From the Earth to the Moon
Nissan’s e-4ORCE all-wheel drive technology is perhaps best known for its use in the powerful R35 GT-R and more recently the all-electric Ariya. The software behind the E-4ORCE could eventually extend beyond the world’s road network – beyond, even, beyond the stratosphere.
In research into Moon voyages for future missions to the Moon, the Japan Aerospace Exploration Agency (JAXA) turned to Nissan’s engineering expertise to see what e-4ORCE could be. used to increase traction on the rocky, undulating terrain of the Earth’s only natural. satellite.

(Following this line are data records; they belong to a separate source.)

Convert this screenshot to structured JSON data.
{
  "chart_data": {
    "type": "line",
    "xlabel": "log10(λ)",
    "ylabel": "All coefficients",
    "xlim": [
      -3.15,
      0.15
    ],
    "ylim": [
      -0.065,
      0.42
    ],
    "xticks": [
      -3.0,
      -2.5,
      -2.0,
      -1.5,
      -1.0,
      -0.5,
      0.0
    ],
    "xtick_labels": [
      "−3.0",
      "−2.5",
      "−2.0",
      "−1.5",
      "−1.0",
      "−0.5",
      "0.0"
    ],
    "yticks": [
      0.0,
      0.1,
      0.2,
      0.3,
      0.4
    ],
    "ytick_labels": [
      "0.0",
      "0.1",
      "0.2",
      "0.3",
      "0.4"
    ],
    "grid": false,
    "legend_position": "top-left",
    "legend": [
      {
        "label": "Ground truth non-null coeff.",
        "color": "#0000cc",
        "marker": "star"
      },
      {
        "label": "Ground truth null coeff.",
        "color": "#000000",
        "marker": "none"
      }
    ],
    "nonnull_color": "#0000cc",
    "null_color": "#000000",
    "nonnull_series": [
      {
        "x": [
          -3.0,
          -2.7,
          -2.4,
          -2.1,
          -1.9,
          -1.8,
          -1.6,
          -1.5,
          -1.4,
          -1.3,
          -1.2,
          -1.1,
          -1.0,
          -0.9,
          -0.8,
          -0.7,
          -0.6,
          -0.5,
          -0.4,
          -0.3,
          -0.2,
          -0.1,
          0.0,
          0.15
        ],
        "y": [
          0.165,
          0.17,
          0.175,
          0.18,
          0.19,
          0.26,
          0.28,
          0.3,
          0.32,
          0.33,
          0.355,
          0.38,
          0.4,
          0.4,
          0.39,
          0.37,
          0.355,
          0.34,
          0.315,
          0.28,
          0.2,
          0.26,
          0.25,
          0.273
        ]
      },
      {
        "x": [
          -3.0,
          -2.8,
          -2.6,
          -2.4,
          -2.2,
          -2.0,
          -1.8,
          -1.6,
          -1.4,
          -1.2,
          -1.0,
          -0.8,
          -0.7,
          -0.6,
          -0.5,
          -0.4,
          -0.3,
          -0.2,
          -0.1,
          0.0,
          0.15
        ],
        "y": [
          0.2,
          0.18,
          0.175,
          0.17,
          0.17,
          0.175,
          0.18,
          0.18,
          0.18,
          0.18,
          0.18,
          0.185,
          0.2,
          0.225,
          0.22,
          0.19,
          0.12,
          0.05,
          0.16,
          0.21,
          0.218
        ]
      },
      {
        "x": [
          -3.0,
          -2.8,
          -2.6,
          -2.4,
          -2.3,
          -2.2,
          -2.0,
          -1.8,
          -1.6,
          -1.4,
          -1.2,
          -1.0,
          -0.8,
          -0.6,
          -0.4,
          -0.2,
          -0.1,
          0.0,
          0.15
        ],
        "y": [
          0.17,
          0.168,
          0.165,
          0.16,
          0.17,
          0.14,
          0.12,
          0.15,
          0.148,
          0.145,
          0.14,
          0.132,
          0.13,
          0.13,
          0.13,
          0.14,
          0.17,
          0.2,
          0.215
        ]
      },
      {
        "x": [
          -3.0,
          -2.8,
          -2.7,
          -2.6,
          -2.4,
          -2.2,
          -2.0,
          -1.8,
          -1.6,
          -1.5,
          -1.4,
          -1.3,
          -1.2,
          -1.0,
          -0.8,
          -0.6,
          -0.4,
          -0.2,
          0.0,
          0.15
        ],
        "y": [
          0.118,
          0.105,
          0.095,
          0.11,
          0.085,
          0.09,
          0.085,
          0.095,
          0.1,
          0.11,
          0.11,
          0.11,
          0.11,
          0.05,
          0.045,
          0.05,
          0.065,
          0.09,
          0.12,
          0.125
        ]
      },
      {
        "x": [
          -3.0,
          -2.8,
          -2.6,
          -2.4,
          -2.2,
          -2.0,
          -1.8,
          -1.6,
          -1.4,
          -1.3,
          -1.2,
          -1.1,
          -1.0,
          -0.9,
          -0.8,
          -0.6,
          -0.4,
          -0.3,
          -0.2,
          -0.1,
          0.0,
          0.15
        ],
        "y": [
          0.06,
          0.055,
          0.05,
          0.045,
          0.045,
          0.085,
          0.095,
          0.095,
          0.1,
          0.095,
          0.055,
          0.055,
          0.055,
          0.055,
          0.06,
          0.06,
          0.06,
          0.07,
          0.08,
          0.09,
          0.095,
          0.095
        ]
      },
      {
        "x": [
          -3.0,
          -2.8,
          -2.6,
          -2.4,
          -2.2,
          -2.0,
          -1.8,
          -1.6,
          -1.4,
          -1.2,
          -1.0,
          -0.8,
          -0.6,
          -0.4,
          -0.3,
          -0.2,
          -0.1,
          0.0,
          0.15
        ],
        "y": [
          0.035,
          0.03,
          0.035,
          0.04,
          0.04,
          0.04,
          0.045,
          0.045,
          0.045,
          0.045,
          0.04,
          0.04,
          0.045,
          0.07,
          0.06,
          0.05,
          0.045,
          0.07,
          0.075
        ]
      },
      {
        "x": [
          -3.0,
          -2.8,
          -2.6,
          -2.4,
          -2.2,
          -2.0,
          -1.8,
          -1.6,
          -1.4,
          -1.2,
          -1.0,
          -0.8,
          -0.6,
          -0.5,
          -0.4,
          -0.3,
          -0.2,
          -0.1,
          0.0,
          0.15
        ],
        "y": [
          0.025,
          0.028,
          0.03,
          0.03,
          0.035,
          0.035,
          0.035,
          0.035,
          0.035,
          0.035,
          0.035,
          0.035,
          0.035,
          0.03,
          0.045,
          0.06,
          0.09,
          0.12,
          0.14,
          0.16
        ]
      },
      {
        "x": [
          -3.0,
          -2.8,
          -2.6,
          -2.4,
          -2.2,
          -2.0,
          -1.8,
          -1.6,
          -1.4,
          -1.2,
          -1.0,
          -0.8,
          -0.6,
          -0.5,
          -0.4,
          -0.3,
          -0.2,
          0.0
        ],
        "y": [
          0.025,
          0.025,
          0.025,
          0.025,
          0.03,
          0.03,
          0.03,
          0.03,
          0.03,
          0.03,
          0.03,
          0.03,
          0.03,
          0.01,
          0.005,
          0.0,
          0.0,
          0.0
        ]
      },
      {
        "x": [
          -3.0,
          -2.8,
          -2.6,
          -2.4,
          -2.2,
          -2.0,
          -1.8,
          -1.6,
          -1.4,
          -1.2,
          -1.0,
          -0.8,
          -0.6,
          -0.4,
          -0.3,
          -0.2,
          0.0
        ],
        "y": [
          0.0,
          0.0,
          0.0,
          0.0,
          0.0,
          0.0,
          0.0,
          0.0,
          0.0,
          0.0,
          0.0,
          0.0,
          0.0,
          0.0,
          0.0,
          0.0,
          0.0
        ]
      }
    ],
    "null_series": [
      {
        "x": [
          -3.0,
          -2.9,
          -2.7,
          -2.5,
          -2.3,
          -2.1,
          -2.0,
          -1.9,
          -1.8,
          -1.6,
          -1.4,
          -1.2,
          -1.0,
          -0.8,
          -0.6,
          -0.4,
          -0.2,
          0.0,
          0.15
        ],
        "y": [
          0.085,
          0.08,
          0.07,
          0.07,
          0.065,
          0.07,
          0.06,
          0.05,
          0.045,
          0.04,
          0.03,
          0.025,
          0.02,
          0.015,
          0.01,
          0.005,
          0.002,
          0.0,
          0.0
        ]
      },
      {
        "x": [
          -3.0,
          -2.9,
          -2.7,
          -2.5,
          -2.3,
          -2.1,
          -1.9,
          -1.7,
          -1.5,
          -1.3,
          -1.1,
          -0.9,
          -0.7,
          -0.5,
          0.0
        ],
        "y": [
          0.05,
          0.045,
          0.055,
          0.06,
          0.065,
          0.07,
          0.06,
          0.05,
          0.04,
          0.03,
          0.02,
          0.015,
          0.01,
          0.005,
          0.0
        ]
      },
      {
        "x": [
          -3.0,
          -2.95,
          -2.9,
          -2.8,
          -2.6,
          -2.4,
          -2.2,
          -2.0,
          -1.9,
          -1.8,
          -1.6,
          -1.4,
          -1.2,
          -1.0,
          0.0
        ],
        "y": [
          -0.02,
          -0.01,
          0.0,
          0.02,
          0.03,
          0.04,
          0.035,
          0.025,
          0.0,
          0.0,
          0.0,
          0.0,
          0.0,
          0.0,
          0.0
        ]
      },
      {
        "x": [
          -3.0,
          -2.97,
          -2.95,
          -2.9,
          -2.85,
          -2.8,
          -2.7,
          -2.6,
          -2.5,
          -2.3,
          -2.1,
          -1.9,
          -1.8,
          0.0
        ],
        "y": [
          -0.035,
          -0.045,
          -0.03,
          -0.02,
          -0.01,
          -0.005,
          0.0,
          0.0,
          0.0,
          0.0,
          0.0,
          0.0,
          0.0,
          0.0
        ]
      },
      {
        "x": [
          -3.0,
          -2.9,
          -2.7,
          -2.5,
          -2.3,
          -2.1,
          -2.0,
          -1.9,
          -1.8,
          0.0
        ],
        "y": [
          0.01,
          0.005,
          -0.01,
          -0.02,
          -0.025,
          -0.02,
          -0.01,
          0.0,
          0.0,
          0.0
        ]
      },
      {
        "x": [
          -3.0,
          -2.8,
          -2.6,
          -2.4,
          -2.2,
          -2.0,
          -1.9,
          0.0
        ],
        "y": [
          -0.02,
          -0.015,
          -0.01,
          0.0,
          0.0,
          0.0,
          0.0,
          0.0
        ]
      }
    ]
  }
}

On a prototype driving vehicle, the e-4ORCE helps to change the output of each motor wheel independently, allowing the vehicle to tackle terrains that would otherwise bring it to a halt on the road. The benefits of a partnership like this go both ways, with Nissan being able to apply lessons learned from partnering with third parties to its road cars.
So in the future, your Nissan vehicle can benefit from technology that is – quite literally – out of this world.